Watch: Cop Slaps Homeless Man in the Face For Entering Public Bus Terminal
A Florida cop has been suspended (with pay) after a video emerged that shows him slapping a homeless man in the face. The cell phone footage shows the officer trying to force the man, identified as Bruce Laclair by the Miami Herald, out of a bus terminal. He grasps Laclair's arm and pushes him, causing Laclair to lose his balance and fall to the ground, hard. Laclair says (somewhat understandably) "fuck you" to the cop, who spits out, “Relax. I am telling you right now what’s going to happen. I’m escorting you out right now. You are not going to go pee. You are not supposed to be here."
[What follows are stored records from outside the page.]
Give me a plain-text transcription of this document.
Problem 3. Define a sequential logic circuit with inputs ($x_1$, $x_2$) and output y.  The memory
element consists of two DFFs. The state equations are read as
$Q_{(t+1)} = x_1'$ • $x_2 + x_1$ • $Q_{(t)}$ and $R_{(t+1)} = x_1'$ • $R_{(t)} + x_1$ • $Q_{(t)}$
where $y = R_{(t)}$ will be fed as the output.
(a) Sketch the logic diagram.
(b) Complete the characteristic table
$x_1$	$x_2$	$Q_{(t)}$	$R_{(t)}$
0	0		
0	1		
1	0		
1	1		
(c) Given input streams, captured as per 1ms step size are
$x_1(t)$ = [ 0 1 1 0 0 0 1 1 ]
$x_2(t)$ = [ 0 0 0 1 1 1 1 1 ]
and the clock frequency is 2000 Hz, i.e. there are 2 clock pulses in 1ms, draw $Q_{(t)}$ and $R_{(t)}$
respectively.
As Laclair tries to argue the officer slaps him so hard across the face he falls to the ground again (see the video below). The newspaper reports that Laclair was arrested for trespassing. It's not clear how he managed to pull off trespassing at a bus terminal, but it's also not surprising, since Florida has led the way in coming up with creative ways to criminalize the activities of homeless people. Multiple cities in the state have established bans on asking for money, sleeping in public and a slew of other innocuous activities that are, in practice, only applied to the homeless. The laws serve as a pretext to help police remove homeless people from certain areas and new ones are cropping up all the time; the recent cold snap hasn't dampened the enthusiasm of Tampa's public officials for an ordinance prohibiting the use of blankets on the street.
Spending lots of money to cycle the homeless in and out of jail, instead of spending less money to house them, is the norm in most of the country. Last week, Alyssa Figueroa reported that progressive wonderland California has 500 laws on the books targeting the homeless, from sidewalk sitting bans to laws that make it a crime to give out food.
As Think Progress points out, criminalization measures are not only discriminatory, but can lead to violent police encounters that end in death. In New Mexico, James Boyd was gunned down by police after they confronted him about camping in the foothills of Albuquerque.